Humas Wajib Bangun Kepercayaan Masyarakat

Presiden Jokowi berfoto bersama peserta Konvensi Nasional Humas 4.0 di Istana Negara, Jakarta, Senin (10/12). (Foto: Biro Pers Setpres RI)

KLIKKABAR.COM, JAKARTA –
Presiden Joko Widodo menegaskan, dalam dunia yang semakin kompetitif seperti sekarang ini, peran humas tergolong sangat sentral dibandingkan dengan zaman dulu.

Ia mencontohkan, untuk mendatangkan wisatawan, pemerintah telah memperbaiki fasilitas infrastruktur, runway diperpanjang, terminal diperbaiki, jalur transportasi diperbaiki, hotel dan lain-lain disiapkan, dan juga promosi kemana-mana.

“Tapi harus diingat kalau pemberitaannya kurang tepat, itu percuma semuanya. Wisatawan enggak mau datang, tidak jadi datang,” kata Jokowi saat memberikan sambutan pada Pembukaan Konvensi Nasional Humas 4.0 di Istana Negara, Jakarta, Senin (10/12).

Ia menjelaskan pentingnya kehumasan dalam mensosialisasikan pesan positif dan prestasi-prestasi kepada publik agar terbangun sebuah kepercayaan, agar terbangun sebuah trust dan reputasi dari lembaganya.

Menurut Presiden, bagi yang menjadi humasnya perusahaan berkewajiban untuk membangun reputasi perusahaan, membangun trust kepada perusahaan tanpa memberitakan tentang keburukan perusahaan yang lain, apalagi menebarkan hoax, fitnah, maupun ujaran kebencian.

Bagi yang menjadi humasnya pemerintah, lanjut Presiden, berkewajiban membangun reputasi pemerintah, membangun trust masyarakat kepada pemerintah tanpa memberitakan tentang keburukan siapapun, apalagi sekali lagi menebarkan hoax, fitnah, maupun ujaran kebencian.

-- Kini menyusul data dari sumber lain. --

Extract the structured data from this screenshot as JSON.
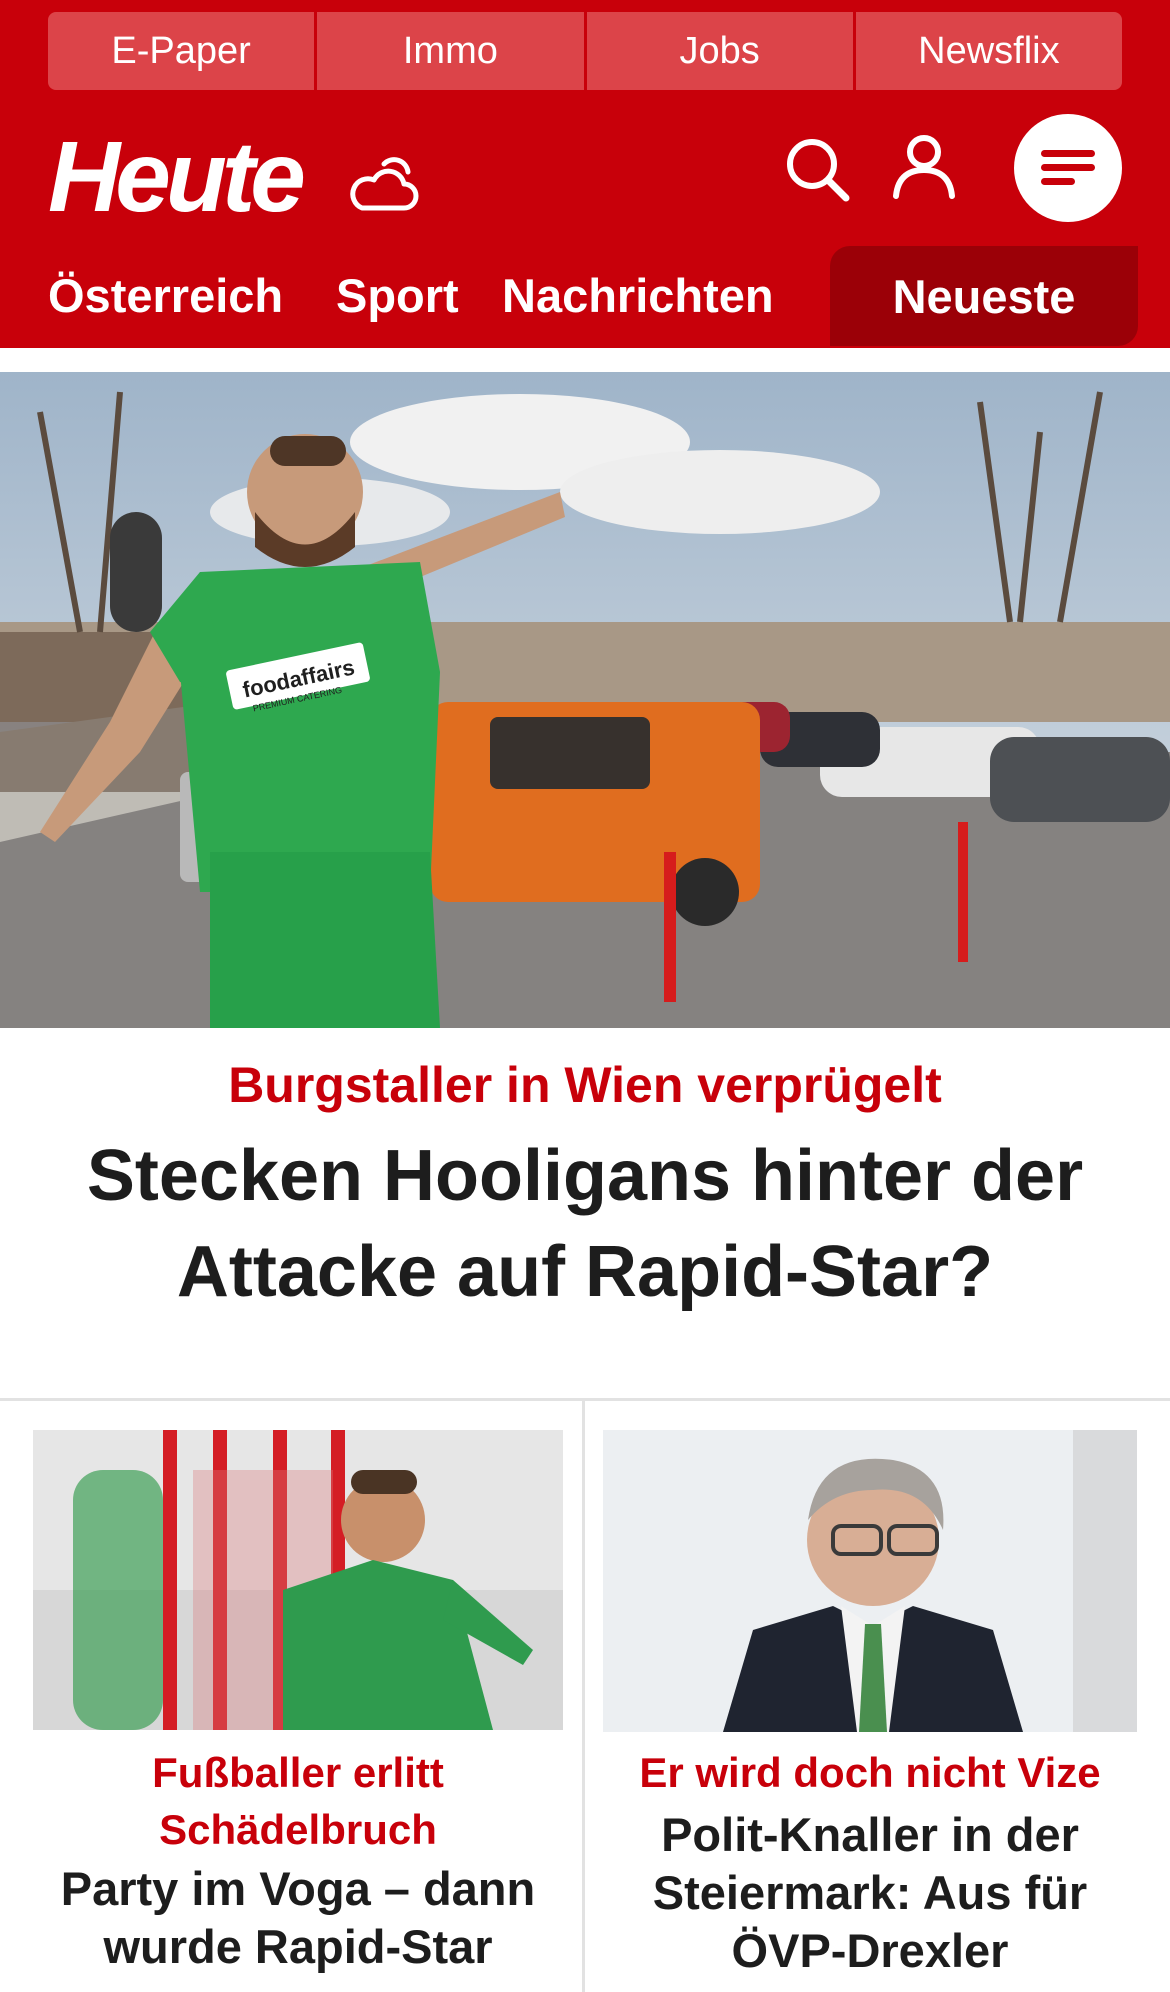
{
  "top_links": [
    "E-Paper",
    "Immo",
    "Jobs",
    "Newsflix"
  ],
  "brand": {
    "logo_text": "Heute",
    "primary_color": "#c8000a",
    "dark_red": "#9b0007"
  },
  "icons": [
    "cloud-sun-icon",
    "search-icon",
    "user-icon",
    "menu-icon"
  ],
  "nav": {
    "items": [
      "Österreich",
      "Sport",
      "Nachrichten"
    ],
    "active": "Neueste"
  },
  "hero": {
    "image_text": {
      "shirt_sponsor": "foodaffairs",
      "shirt_sponsor_sub": "PREMIUM CATERING"
    },
    "kicker": "Burgstaller in Wien verprügelt",
    "title": "Stecken Hooligans hinter der Attacke auf Rapid-Star?"
  },
  "cards": [
    {
      "kicker": "Fußballer erlitt Schädelbruch",
      "title": "Party im Voga – dann wurde Rapid-Star"
    },
    {
      "kicker": "Er wird doch nicht Vize",
      "title": "Polit-Knaller in der Steiermark: Aus für ÖVP-Drexler"
    }
  ]
}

“Karena itu, kehumasan sangat penting dan peran bapak-ibu sangat sentral untuk membangun trust, untuk membangun reputasi Indonesia,” tegas Presiden Jokowi.

Penguasaan Teknologi

Dalam kesempatan itu Presiden Jokowi juga menyampaikan, bahwa pekerjaan kehumasan sekarang ini banyak dibantu oleh mesin-mesin canggih yang dilengkapi dengan kecerdasan buatan. Sekarang ini peran tenaga kehumasan sudah mulai diambil alih oleh sebagian komputer dan robot canggih.

Oleh karena itu, Presiden mengingatkan, bahwa penguasaan teknologi terbaru menjadi sangat penting untuk digunakan secara positif.  Di saat yang sama, lanjut Presiden, dibutuhkan redefinisi baru mengenai kehumasan kita ke depan.

Namun ia meyakini, kerja-kerja kehumasan tidak akan bisa diambil sepenuhnya oleh artificial intelligence. Ia percaya kerja mesin tetap dikendalikan oleh manusia.

“Yang memutuskan arah kerja mesin tetap adalah manusia, yang memutuskan narasi-narasi kehumasan juga adalah bapak, ibu, dan saudara-saudara semuanya. Bukan mesin, tetap manusia,” ujarnya.